Corroído de remorso, o filho caiu em profundo pranto. E A CARTA FINALIZAVA ASSIM:
"Como é triste a vida dos que não sabem perdoar. Isso leva a erros terríveis e a um fim ainda pior. Antes que seja tarde, perdoe aquele a quem você pensa ter lhe feito mal. Talvez se olhar com cuidado, vai ver que há também um cheque escondido".

I Corintios 13: "Eu poderia falar todas as línguas que são faladas na terra e até no céu, mas, se não tivesse amor, as minhas palavras seriam como o som de um gongo ou como o barulho de um sino.
Poderia ter o dom de anunciar mensagens de Deus, ter todo o conhecimento, entender todos os segredos e ter tanta fé, que até poderia tirar as montanhas dos seus lugares, mas, se não tivesse amor, eu não seria nada.
Poderia dar tudo o que tenho e até mesmo entregar o meu corpo para ser queimado, mas, se eu não tivesse amor, isso não me adiantaria nada.Quem ama é paciente e bondoso. Quem ama não é ciumento, nem orgulhoso, nem vaidoso.Quem ama não é grosseiro nem egoísta; não fica irritado, nem guarda mágoas.Quem ama não fica alegre quando alguém faz uma coisa errada, mas se alegra quando alguém faz o que é certo.Quem ama nunca desiste, porém suporta tudo com fé, esperança e paciência.O amor é eterno.
Existem mensagens espirituais, porém elas durarão pouco.

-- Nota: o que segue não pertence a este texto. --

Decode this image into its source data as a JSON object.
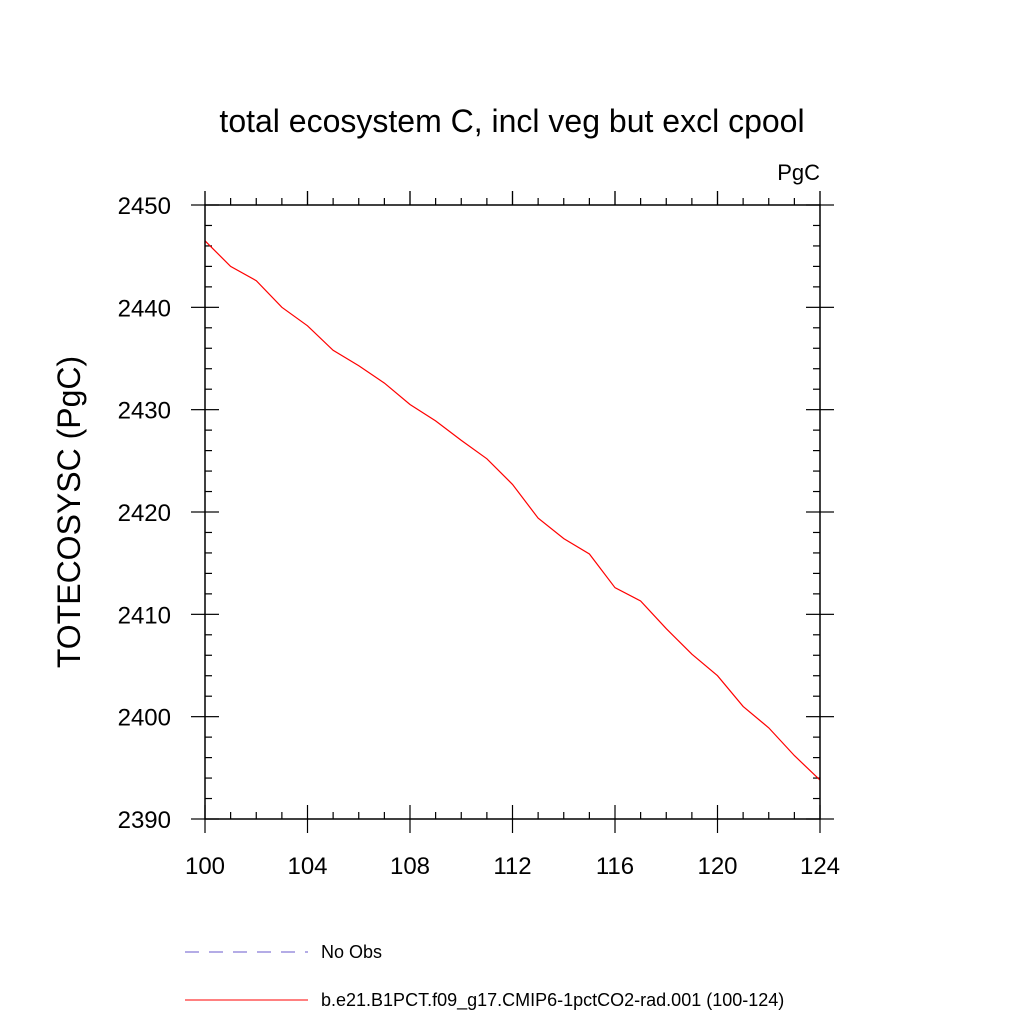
{
  "chart_data": {
    "type": "line",
    "title": "total ecosystem C, incl veg but excl cpool",
    "units": "PgC",
    "xlabel": "",
    "ylabel": "TOTECOSYSC  (PgC)",
    "xlim": [
      100,
      124
    ],
    "ylim": [
      2390,
      2450
    ],
    "x_ticks": [
      100,
      104,
      108,
      112,
      116,
      120,
      124
    ],
    "y_ticks": [
      2390,
      2400,
      2410,
      2420,
      2430,
      2440,
      2450
    ],
    "grid": false,
    "legend_position": "bottom",
    "series": [
      {
        "name": "No Obs",
        "color": "#6a5acd",
        "style": "dashed",
        "x": [],
        "y": []
      },
      {
        "name": "b.e21.B1PCT.f09_g17.CMIP6-1pctCO2-rad.001 (100-124)",
        "color": "#ff0000",
        "style": "solid",
        "x": [
          100,
          101,
          102,
          103,
          104,
          105,
          106,
          107,
          108,
          109,
          110,
          111,
          112,
          113,
          114,
          115,
          116,
          117,
          118,
          119,
          120,
          121,
          122,
          123,
          124
        ],
        "y": [
          2446.5,
          2444.0,
          2442.6,
          2440.0,
          2438.2,
          2435.8,
          2434.3,
          2432.6,
          2430.5,
          2428.9,
          2427.0,
          2425.2,
          2422.7,
          2419.4,
          2417.4,
          2415.9,
          2412.6,
          2411.3,
          2408.6,
          2406.1,
          2404.0,
          2401.0,
          2398.9,
          2396.2,
          2393.8
        ]
      }
    ]
  }
}
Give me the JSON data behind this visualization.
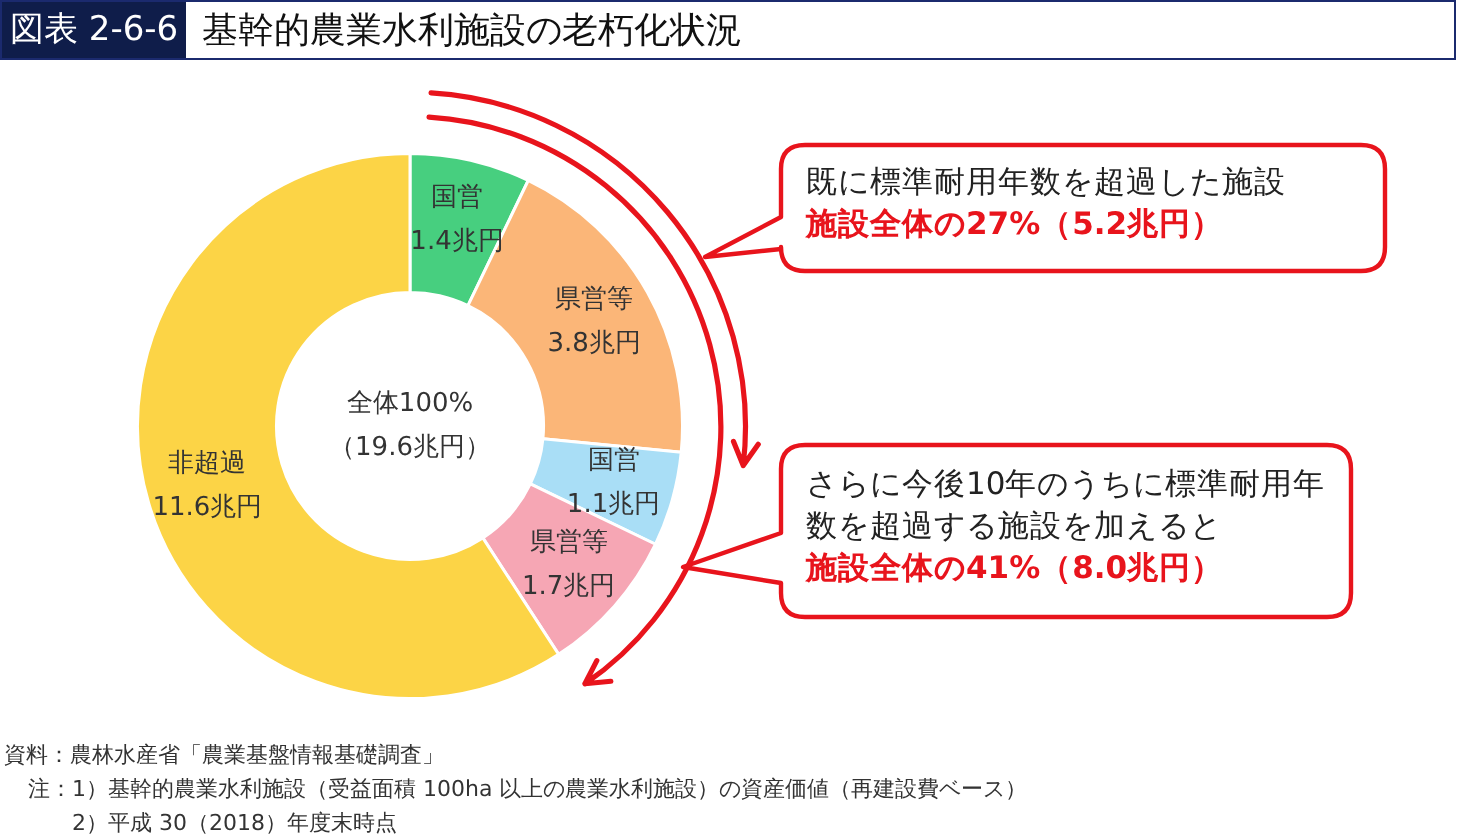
{
  "chart_data": {
    "type": "donut",
    "title": "図表 2-6-6 基幹的農業水利施設の老朽化状況",
    "categories": [
      "国営",
      "県営等",
      "国営",
      "県営等",
      "非超過"
    ],
    "values": [
      1.4,
      3.8,
      1.1,
      1.7,
      11.6
    ],
    "value_labels": [
      "1.4兆円",
      "3.8兆円",
      "1.1兆円",
      "1.7兆円",
      "11.6兆円"
    ],
    "colors": [
      "#47cf7f",
      "#fbb678",
      "#a9def6",
      "#f6a6b4",
      "#fcd446"
    ],
    "legend": false,
    "annotations": [
      "全体100%",
      "（19.6兆円）",
      "既に標準耐用年数を超過した施設",
      "施設全体の27%（5.2兆円）",
      "さらに今後10年のうちに標準耐用年数を超過する施設を加えると",
      "施設全体の41%（8.0兆円）",
      "資料：農林水産省「農業基盤情報基礎調査」",
      "注：1）基幹的農業水利施設（受益面積 100ha 以上の農業水利施設）の資産価値（再建設費ベース）",
      "2）平成 30（2018）年度末時点"
    ]
  }
}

Existe o dom de falar em línguas estranhas, mas acabará logo. Existe o conhecimento, mas também terminará. Pois os nossos dons de conhecimento e as nossas mensagens espirituais são imperfeitos.
Mas, quando vier o que é perfeito, então o que é imperfeito desaparecerá.
Quando eu era criança, falava como criança, sentia como criança e pensava como criança. Agora que sou adulto, parei de agir como criança. O que agora vemos é como uma imagem imperfeita num espelho embaçado, mas depois veremos face a face.Agora o meu conhecimento é imperfeito, mas depois conhecerei perfeitamente, assim como sou conhecido por Deus.
Portanto, agora existem estas três coisas: a fé, a esperança e o amor. Porém a maior delas é o amor."